Bridging Action Space Mismatch in Learning from Demonstrations (Bridging Action Space Mismatch in Learning from Demonstrations)

Learning from demonstrations (LfD) methods guide learning agents to a desired solution using demonstrations from a teacher. While some LfD methods can handle small mismatches in the action spaces of the teacher and student, here we address the case where the teacher demonstrates the task in an action space that can be substantially different from that of the student -- thereby inducing a large action space mismatch. We bridge this gap with a framework, Morphological Adaptation in Imitation Learning (MAIL), that allows training an agent from demonstrations by other agents with significantly different morphologies (from the student or each other). MAIL is able to learn from suboptimal demonstrations, so long as they provide some guidance towards a desired solution. We demonstrate MAIL on challenging household cloth manipulation tasks and introduce a new DRY CLOTH task -- cloth manipulation in 3D task with obstacles. In these tasks, we train a visual control policy for a robot with one end-effector using demonstrations from a simulated agent with two end-effectors. MAIL shows up to 27% improvement over LfD and non-LfD baselines. It is deployed to a real Franka Panda robot, and can handle multiple variations in cloth properties (color, thickness, size, material) and pose (rotation and translation). We further show generalizability to transfers from n-to-m end-effectors, in the context of a simple rearrangement task.

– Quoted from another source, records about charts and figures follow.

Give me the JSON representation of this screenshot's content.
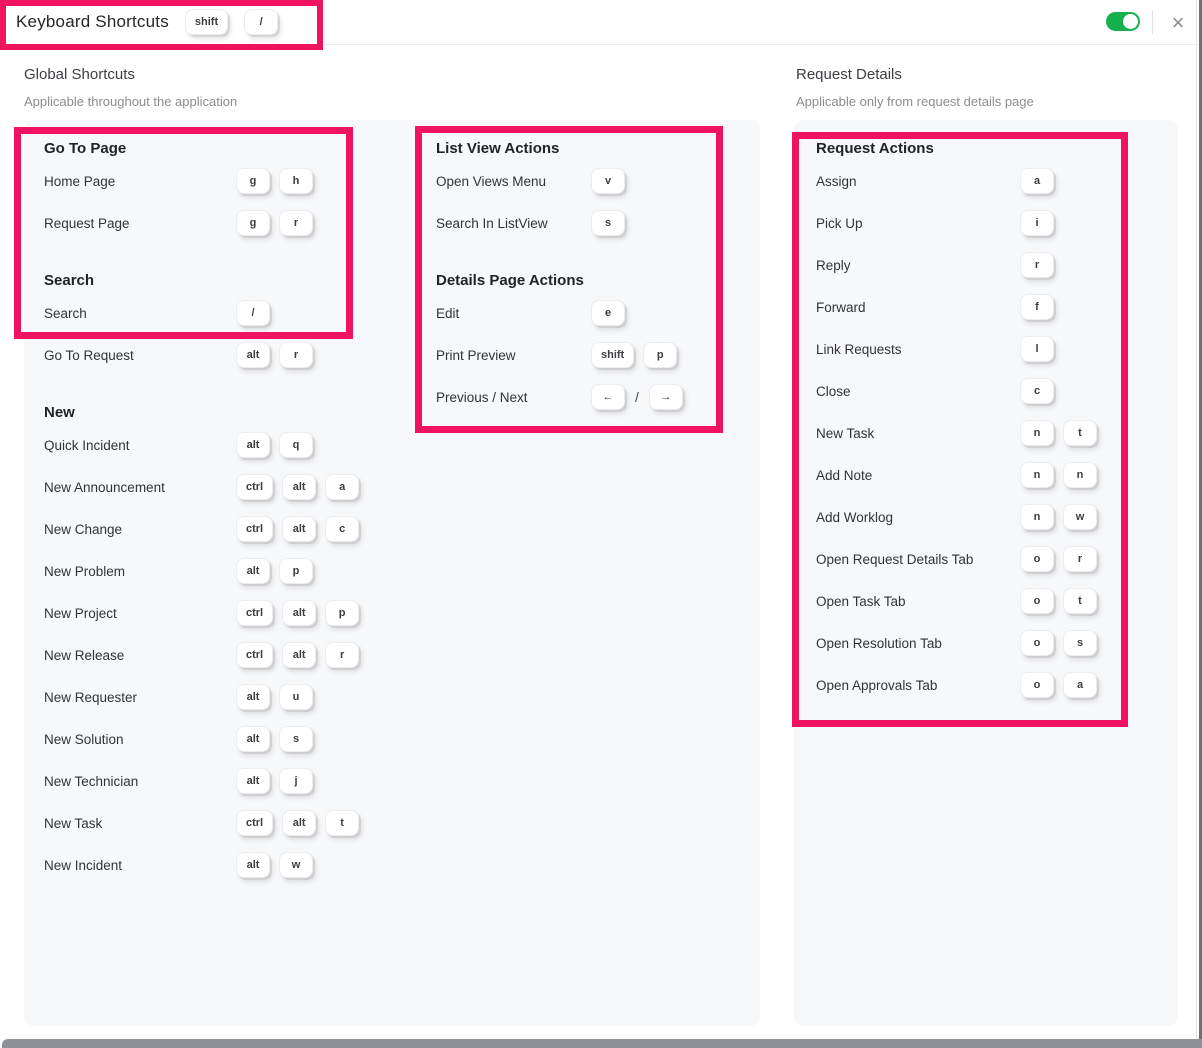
{
  "colors": {
    "annotation_pink": "#f0135f",
    "toggle_green": "#16b14c",
    "panel_gray": "#f7f8fa"
  },
  "header": {
    "title": "Keyboard Shortcuts",
    "keys": [
      "shift",
      "/"
    ],
    "toggle_state": "on",
    "close_glyph": "×"
  },
  "global_group": {
    "heading": "Global Shortcuts",
    "subheading": "Applicable throughout the application"
  },
  "request_group": {
    "heading": "Request Details",
    "subheading": "Applicable only from request details page"
  },
  "columns": [
    {
      "name": "global-left",
      "sections": [
        {
          "title": "Go To Page",
          "rows": [
            {
              "label": "Home Page",
              "keys": [
                "g",
                "h"
              ]
            },
            {
              "label": "Request Page",
              "keys": [
                "g",
                "r"
              ]
            }
          ]
        },
        {
          "title": "Search",
          "rows": [
            {
              "label": "Search",
              "keys": [
                "/"
              ]
            },
            {
              "label": "Go To Request",
              "keys": [
                "alt",
                "r"
              ]
            }
          ]
        },
        {
          "title": "New",
          "rows": [
            {
              "label": "Quick Incident",
              "keys": [
                "alt",
                "q"
              ]
            },
            {
              "label": "New Announcement",
              "keys": [
                "ctrl",
                "alt",
                "a"
              ]
            },
            {
              "label": "New Change",
              "keys": [
                "ctrl",
                "alt",
                "c"
              ]
            },
            {
              "label": "New Problem",
              "keys": [
                "alt",
                "p"
              ]
            },
            {
              "label": "New Project",
              "keys": [
                "ctrl",
                "alt",
                "p"
              ]
            },
            {
              "label": "New Release",
              "keys": [
                "ctrl",
                "alt",
                "r"
              ]
            },
            {
              "label": "New Requester",
              "keys": [
                "alt",
                "u"
              ]
            },
            {
              "label": "New Solution",
              "keys": [
                "alt",
                "s"
              ]
            },
            {
              "label": "New Technician",
              "keys": [
                "alt",
                "j"
              ]
            },
            {
              "label": "New Task",
              "keys": [
                "ctrl",
                "alt",
                "t"
              ]
            },
            {
              "label": "New Incident",
              "keys": [
                "alt",
                "w"
              ]
            }
          ]
        }
      ]
    },
    {
      "name": "global-middle",
      "sections": [
        {
          "title": "List View Actions",
          "rows": [
            {
              "label": "Open Views Menu",
              "keys": [
                "v"
              ]
            },
            {
              "label": "Search In ListView",
              "keys": [
                "s"
              ]
            }
          ]
        },
        {
          "title": "Details Page Actions",
          "rows": [
            {
              "label": "Edit",
              "keys": [
                "e"
              ]
            },
            {
              "label": "Print Preview",
              "keys": [
                "shift",
                "p"
              ]
            },
            {
              "label": "Previous / Next",
              "keys": [
                "←",
                {
                  "sep": "/"
                },
                "→"
              ]
            }
          ]
        }
      ]
    },
    {
      "name": "request-actions",
      "sections": [
        {
          "title": "Request Actions",
          "rows": [
            {
              "label": "Assign",
              "keys": [
                "a"
              ]
            },
            {
              "label": "Pick Up",
              "keys": [
                "i"
              ]
            },
            {
              "label": "Reply",
              "keys": [
                "r"
              ]
            },
            {
              "label": "Forward",
              "keys": [
                "f"
              ]
            },
            {
              "label": "Link Requests",
              "keys": [
                "l"
              ]
            },
            {
              "label": "Close",
              "keys": [
                "c"
              ]
            },
            {
              "label": "New Task",
              "keys": [
                "n",
                "t"
              ]
            },
            {
              "label": "Add Note",
              "keys": [
                "n",
                "n"
              ]
            },
            {
              "label": "Add Worklog",
              "keys": [
                "n",
                "w"
              ]
            },
            {
              "label": "Open Request Details Tab",
              "keys": [
                "o",
                "r"
              ]
            },
            {
              "label": "Open Task Tab",
              "keys": [
                "o",
                "t"
              ]
            },
            {
              "label": "Open Resolution Tab",
              "keys": [
                "o",
                "s"
              ]
            },
            {
              "label": "Open Approvals Tab",
              "keys": [
                "o",
                "a"
              ]
            }
          ]
        }
      ]
    }
  ]
}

翻译：从示范学习中弥合行为空间不匹配问题学习自示范的方法（Learning from demonstrations，LfD）引导学习代理按照教师提供的示范获得最终解决方案。虽然某些LfD方法可以处理教师和学生之间的行为空间轻微不匹配的情况，但本文针对教师演示动作空间与学生显著不同的情况进行研究，以桥接行为空间不匹配问题。为此，我们提出了一种框架 Morphological Adaptation in Imitation Learning (MAIL)，该框架允许学习代理从具有显著不同形态（不同于学生或彼此）的其他代理的示范中进行训练。MAIL 可以从次优示范中学习，只要它们能够提供有关期望解决方案的一些指导。我们在具有挑战性的家庭用品布料操作任务中展示了 MAIL，引入了一个新的DRY CLOTH任务——在三维空间中操作布料并避开障碍物。在这些任务中，我们训练了一个视觉控制策略，该策略适用于具有一个末端执行器的机器人，使用模拟代理的示范进行训练，该模拟代理具有两个末端执行器。MAIL相比LfD和非LfD基线展现了27%的改善。通过实际应用到Franka Panda机器人，MAIL可以处理多种布料特性（颜色、厚度、大小、材料）和姿态（旋转和平移）的变化。我们进一步展示了在简单的重新排列任务中进行 n 到 m 末端执行器的转换的通用性。